# Bimmers got badass bass... See my DIY!



## LilEccentricJ (Dec 19, 2001)

I installed a Bazooka RS subwoofer yesterday in my 330Ci... check out the DIY here AYN's Site

I've been playing around with his site.. pretty cool if you ask me, so I wrote up the DIY there... you can post either place if you have questions or anything.

I am totally happy with the results... tho the unit I bought was serious overkill (prolly could have gotten the same results form an EL8) I am happy to have low end bass again.

The install was a lil more complicated than others I have done, the BMW does not have a lot of sub structure to attach to unless you want holes through to the outside of the car, which I didn't want.
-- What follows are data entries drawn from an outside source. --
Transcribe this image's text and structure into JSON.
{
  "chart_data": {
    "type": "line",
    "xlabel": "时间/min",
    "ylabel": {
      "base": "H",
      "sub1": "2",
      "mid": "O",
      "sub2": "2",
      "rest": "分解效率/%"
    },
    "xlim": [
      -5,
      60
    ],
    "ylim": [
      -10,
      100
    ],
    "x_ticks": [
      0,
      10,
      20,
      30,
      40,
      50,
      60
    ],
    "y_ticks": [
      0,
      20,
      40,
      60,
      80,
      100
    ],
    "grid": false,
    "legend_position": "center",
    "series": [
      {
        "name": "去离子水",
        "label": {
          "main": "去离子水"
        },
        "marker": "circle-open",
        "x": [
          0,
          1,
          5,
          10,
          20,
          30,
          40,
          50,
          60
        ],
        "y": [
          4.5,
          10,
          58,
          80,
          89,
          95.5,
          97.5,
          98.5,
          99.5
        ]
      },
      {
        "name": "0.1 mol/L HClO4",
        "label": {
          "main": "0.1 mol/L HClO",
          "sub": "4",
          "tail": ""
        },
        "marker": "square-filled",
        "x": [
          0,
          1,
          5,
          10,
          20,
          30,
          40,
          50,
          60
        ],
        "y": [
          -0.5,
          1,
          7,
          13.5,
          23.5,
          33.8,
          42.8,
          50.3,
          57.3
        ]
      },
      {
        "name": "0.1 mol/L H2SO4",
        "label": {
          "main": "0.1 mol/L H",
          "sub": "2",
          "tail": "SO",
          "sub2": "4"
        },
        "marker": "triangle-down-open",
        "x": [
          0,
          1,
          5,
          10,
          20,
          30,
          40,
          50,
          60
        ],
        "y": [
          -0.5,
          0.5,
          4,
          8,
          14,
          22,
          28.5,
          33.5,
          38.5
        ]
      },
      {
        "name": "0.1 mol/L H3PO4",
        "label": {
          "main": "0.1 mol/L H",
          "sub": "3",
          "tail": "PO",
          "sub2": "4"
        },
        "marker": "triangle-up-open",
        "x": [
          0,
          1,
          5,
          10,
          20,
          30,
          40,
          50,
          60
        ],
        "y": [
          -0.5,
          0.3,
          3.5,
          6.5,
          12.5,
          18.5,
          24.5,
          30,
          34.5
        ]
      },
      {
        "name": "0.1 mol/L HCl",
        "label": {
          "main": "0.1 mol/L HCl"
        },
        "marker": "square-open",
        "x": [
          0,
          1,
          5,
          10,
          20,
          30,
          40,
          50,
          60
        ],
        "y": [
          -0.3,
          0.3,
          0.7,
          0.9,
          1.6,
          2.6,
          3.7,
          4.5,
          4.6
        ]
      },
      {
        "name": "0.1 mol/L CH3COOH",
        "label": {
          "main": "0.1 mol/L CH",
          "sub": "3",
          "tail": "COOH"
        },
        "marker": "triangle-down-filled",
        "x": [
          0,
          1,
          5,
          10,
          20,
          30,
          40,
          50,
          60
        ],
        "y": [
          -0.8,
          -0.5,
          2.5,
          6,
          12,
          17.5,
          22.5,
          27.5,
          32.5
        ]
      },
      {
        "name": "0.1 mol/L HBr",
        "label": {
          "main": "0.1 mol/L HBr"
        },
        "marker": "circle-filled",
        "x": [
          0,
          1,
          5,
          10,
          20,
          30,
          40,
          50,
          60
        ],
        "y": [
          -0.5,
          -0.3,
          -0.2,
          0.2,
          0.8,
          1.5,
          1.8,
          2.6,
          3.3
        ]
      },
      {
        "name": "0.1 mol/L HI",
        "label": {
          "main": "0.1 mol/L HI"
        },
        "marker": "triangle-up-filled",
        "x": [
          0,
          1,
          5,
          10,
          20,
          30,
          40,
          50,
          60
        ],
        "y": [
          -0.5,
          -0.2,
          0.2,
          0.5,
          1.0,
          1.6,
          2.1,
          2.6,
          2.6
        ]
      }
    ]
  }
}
Wiring was simple and quick.

After installing the system, I tweaked the crossover to about 85Hz and the intensity level to about 75%, I then tuned the Business CD down to 65% - 75% on the bass slider.

This makes for an all around great sound, high highs and low lows.. all clear and distortion free. This unit, however, is capable of being powered up so the neighbors in the next COUPLE blocks can "enjoy" it too! :yikes:

Anyway, check out the DIY write-up and pics!


----------



## TranceLvr (Feb 28, 2002)

Looks very nice :thumbup: I am impressed with the metal work and how clean the install is. I am going to try and put a sub and amp in my car this weekend. The trick is that I am going to try and use the stock HK sub amp input as the input for my amp (which says it has balanced inputs, but we'll see  )


----------



## psychik (Apr 20, 2004)

Hi LilEccentric, 
your sub DYI link doesn't seem to work anymore. Is there any way you could post it again? 

Thanks!


----------



## Nick325xiT 5spd (Dec 24, 2001)

PM him. He sold his Bimmer a long time ago.


----------



## TeamM3 (Dec 24, 2002)

yeah, that post was October two years ago :dunno:


----------